Saime Teyze köklerinden ayrıldığında 10 yaşındaydı . Büyümek zorunda kaldığı bir çocukluk düşmüştü payına.
Tam 70 yıl zor günlerden geçmişti… Zor günler taa içlerinden geçmişti de neredeyse bir şey bırakmayacaktı değerlerine ait…
Evlatlarına göre senede bir ay mide hastası oluyordu Saime Teyze, yemek yiyemiyordu. Nedense akşam saatlerinde ağrısı geçiyor yemek yiyordu. Ramazan, namaz, oruç kelimeleri 70 yıldır yasaktı dillerine çünkü…
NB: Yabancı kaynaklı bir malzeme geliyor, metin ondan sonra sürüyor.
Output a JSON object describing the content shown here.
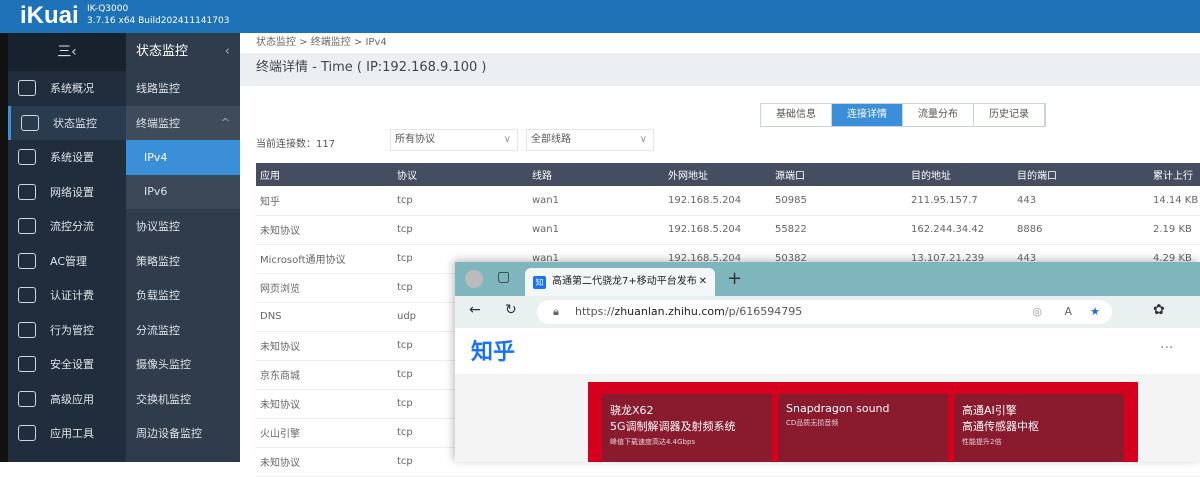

Camilerin ahırlara çevrildiğini görmüştü bu gözler. Allah diyenlerin sürüldüğüne, bin bir zulme maruz bırakıldığına şahit olmuştu. Bu yüzden ciğerparelerini mahrum bırakmışlardı her şeyden. Belki bir gün kardeşleri gelir onların da elinden tutan olur ümidiydi onları ayakta tutan…
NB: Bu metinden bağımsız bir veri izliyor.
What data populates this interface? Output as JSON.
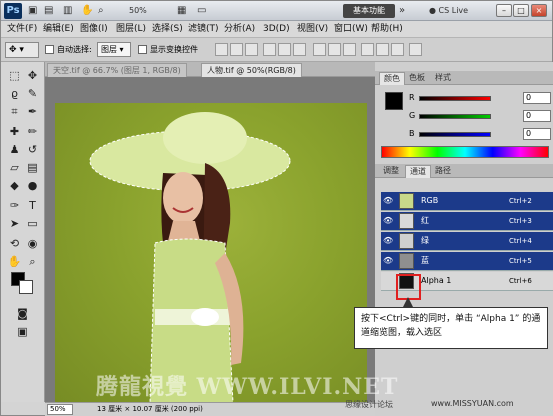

Kur’an-ı Kerimi örtüler arasına sarıp toprağa gömmek zorunda kalmışlardı. 70 yıl boyunca yıpranan Kur’an-ı Kerimin silinmiş sayfalarından ezberledikleri yarım yamalak duaları vardı sadece. Fatiha eksikti dillerinde, ihlâs suresi yarımdı… Ama onların tam olarak sığındıkları liman, Allah’a (c.c.) uzanan sağlam ipleriydi. Belki bir gün kardeşleri gelir, eksikleri tamamlar ümidi hep vardı…
Eşi her akşam radyoyu alır şehrin Türkiye’ye en yakın ucuna giderdi Saime Teyze’nin. Türkiye’den bir ses seda duymaya çalışırdı… Her gün sabah akşam evin üzerine çıkar, Türkiye tarafına doğru kulak kabartırdı ezan duymak için… Bir gün duyacağına dair umutları tamdı.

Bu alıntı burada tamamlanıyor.